Fossils of an ancient giraffe, Sivatherium giganteum, indicate the animal was likely much larger and stockier than its modern counterparts, with shorter legs and a shorter neck. It also had a flat face and massive curly horns protruding from its skull in a much more conspicuous fashion than the ossicones modern giraffes are born with.

"It would have been an impressive and strong animal," co-author Christopher Basu, a doctoral student in the Structure and Motion Laboratory at the Royal Veterinary College in London, said in a statement. "Its face would have looked very different from a giraffe. Giraffe's have very long, pointed skulls. Sivatherium had a very short, flattened skull."

Using 26 fossil bones from London's Natural History Museum, which were originally excavated from India in the 1830s, Basu's researchers built a computerized 3D reconstruction of the ancient giraffe, revealing it would have stood about six feet tall at the shoulder and weighed over one ton.

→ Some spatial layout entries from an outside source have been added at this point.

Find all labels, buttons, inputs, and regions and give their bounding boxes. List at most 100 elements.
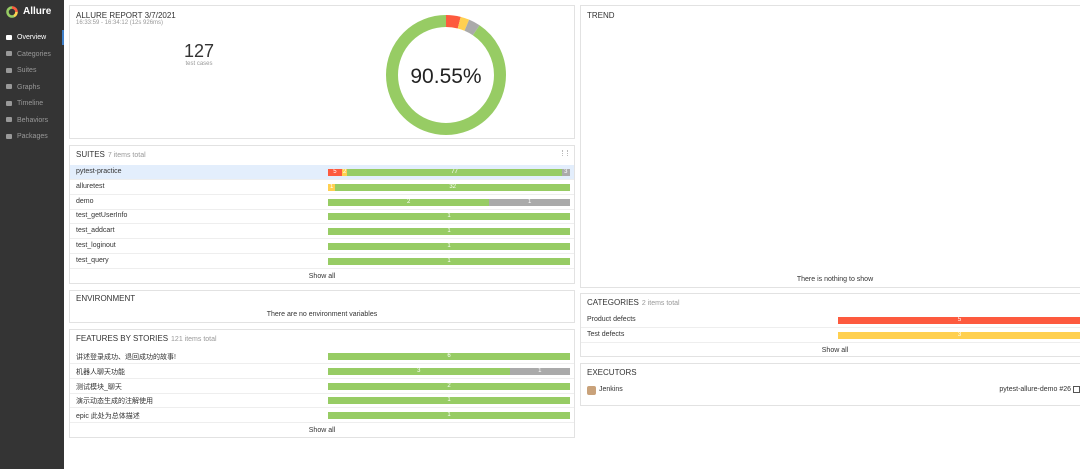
table-row[interactable]: test_getUserInfo 1 (70, 209, 574, 225)
items-total: 7 items total (107, 152, 146, 159)
status-segment: 2 (341, 169, 348, 176)
table-row[interactable]: 机器人聊天功能 3 1 (70, 364, 574, 379)
table-row[interactable]: 测试模块_聊天 2 (70, 379, 574, 394)
items-total: 121 items total (171, 336, 217, 343)
menu-icon (6, 51, 12, 57)
logo (6, 6, 18, 18)
table-row[interactable]: Test defects 3 (581, 328, 1080, 343)
test-count: 127 (183, 41, 215, 61)
row-name: test_addcart (76, 227, 115, 235)
status-segment: 3 (838, 331, 1080, 339)
table-row[interactable]: test_addcart 1 (70, 224, 574, 240)
row-name: 机器人聊天功能 (76, 368, 125, 376)
drag-handle (562, 150, 568, 156)
status-segment: 1 (489, 198, 570, 206)
status-segment: 1 (328, 257, 570, 265)
menu-label: Timeline (17, 100, 44, 107)
external-link-icon (1073, 386, 1080, 393)
sidebar: Allure Overview Categories Suites Graphs Tim… (0, 0, 64, 469)
status-segment: 2 (328, 382, 570, 390)
show-all[interactable]: Show all (308, 272, 336, 280)
title-text: CATEGORIES (587, 298, 639, 307)
status-segment: 3 (561, 169, 570, 176)
status-segment: 6 (328, 353, 570, 360)
title-text: FEATURES BY STORIES (76, 334, 169, 343)
table-row[interactable]: pytest-practice 5 2 77 3 (70, 165, 574, 180)
active-indicator (62, 30, 64, 45)
menu-item[interactable]: Suites (6, 67, 36, 74)
table-row[interactable]: demo 2 1 (70, 195, 574, 210)
menu-item[interactable]: Packages (6, 133, 48, 140)
panel-title: ENVIRONMENT (76, 294, 135, 303)
menu-icon (6, 84, 12, 90)
table-row[interactable]: 演示动态生成的注解使用 1 (70, 393, 574, 409)
menu-icon (6, 67, 12, 73)
menu-item[interactable]: Categories (6, 51, 51, 58)
table-row[interactable]: test_query 1 (70, 254, 574, 269)
menu-item[interactable]: Graphs (6, 84, 40, 91)
title-text: SUITES (76, 150, 105, 159)
panel-title: CATEGORIES 2 items total (587, 298, 680, 307)
test-count-label: test cases (185, 61, 213, 67)
status-segment: 3 (328, 367, 510, 375)
menu-label: Behaviors (17, 116, 49, 124)
panel-title: EXECUTORS (587, 368, 637, 377)
row-name: test_loginout (76, 242, 116, 249)
menu-label: Overview (17, 34, 47, 41)
menu-item[interactable]: Timeline (6, 100, 43, 107)
row-name: test_getUserInfo (76, 212, 128, 220)
menu-icon (6, 100, 12, 106)
status-segment: 1 (509, 367, 570, 375)
status-segment: 1 (328, 228, 570, 236)
executor-build[interactable]: pytest-allure-demo #26 (999, 386, 1071, 393)
panel-title: SUITES 7 items total (76, 150, 146, 159)
table-row[interactable]: test_loginout 1 (70, 239, 574, 254)
executors-panel: EXECUTORS Jenkins pytest-allure-demo #26 (580, 363, 1080, 406)
title-text: TREND (587, 11, 615, 20)
summary-panel: ALLURE REPORT 3/7/2021 16:33:59 - 16:34:1… (69, 5, 575, 139)
row-name: test_query (76, 256, 109, 264)
row-name: Product defects (587, 316, 636, 323)
menu-item[interactable]: Overview (6, 34, 46, 41)
items-total: 2 items total (641, 300, 680, 307)
donut-segment (386, 15, 506, 135)
row-name: 测试模块_聊天 (76, 383, 122, 391)
executor-name: Jenkins (599, 386, 623, 393)
executor-icon (587, 386, 596, 395)
table-row[interactable]: 讲述登录成功、退回成功的故事! 6 (70, 349, 574, 364)
pass-percent: 90.55% (410, 65, 481, 88)
table-row[interactable]: alluretest 1 32 (70, 180, 574, 195)
show-all[interactable]: Show all (308, 427, 336, 434)
status-segment: 32 (335, 183, 570, 191)
environment-panel: ENVIRONMENT There are no environment vari… (69, 290, 575, 323)
table-row[interactable]: epic 此处为总体描述 1 (70, 408, 574, 424)
row-name: 演示动态生成的注解使用 (76, 398, 153, 406)
status-segment: 5 (838, 317, 1080, 324)
features-panel: FEATURES BY STORIES 121 items total 讲述登录成功… (69, 329, 575, 438)
donut-chart: 90.55% (386, 15, 506, 135)
panel-title: FEATURES BY STORIES 121 items total (76, 334, 217, 343)
menu-label: Packages (17, 133, 48, 140)
menu-icon (6, 133, 12, 139)
row-name: epic 此处为总体描述 (76, 413, 140, 421)
trend-panel: TREND There is nothing to show (580, 5, 1080, 288)
menu-label: Graphs (17, 83, 40, 91)
suites-panel: SUITES 7 items total pytest-practice 5 2 77 3 a… (69, 145, 575, 284)
menu-icon (6, 34, 12, 40)
menu-label: Categories (17, 50, 51, 58)
row-name: 讲述登录成功、退回成功的故事! (76, 354, 176, 361)
row-name: Test defects (587, 330, 625, 338)
status-segment: 1 (328, 183, 336, 191)
panel-title: TREND (587, 11, 615, 20)
report-time: 16:33:59 - 16:34:12 (12s 926ms) (76, 20, 164, 26)
empty-message: There is nothing to show (796, 276, 874, 283)
status-segment: 2 (328, 198, 490, 206)
categories-panel: CATEGORIES 2 items total Product defects 5 T… (580, 293, 1080, 357)
show-all[interactable]: Show all (821, 346, 849, 354)
table-row[interactable]: Product defects 5 (581, 313, 1080, 328)
menu-item[interactable]: Behaviors (6, 117, 48, 124)
menu-icon (6, 117, 12, 123)
title-text: EXECUTORS (587, 368, 637, 377)
menu-label: Suites (17, 67, 37, 74)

Researchers believe S. giganteum, which lived between five million and 12,000 years ago in Africa and Asia, represents the largest-known giraffid and possibly the largest-ever ruminant animal – a group that includes cows, buffalo and camels, and is characterized by a unique digestive system comprised of four stomachs.

"Sivatherium has been known to be a large animal, and this paper proves that the body size exceeds that of almost all living and extinct ruminants," Melinda Danowitz, a medical student from the New York Institute of Technology who was also not involved in the study, told Live Science. "Even though the neck is proportionally short, Sivatherium is, without a doubt, the largest giraffid discovered to date."

When paleontologists first uncovered S. giganteum, they misclassified the animal as an archaic "missing link" between modern ruminants and a long-extinct relative of elephants and rhinoceroses. But now, with the help of Basu and colleagues, S. giganteum has firmly been assigned to the giraffid family.

Th study was recently published in the journal Biology Letters.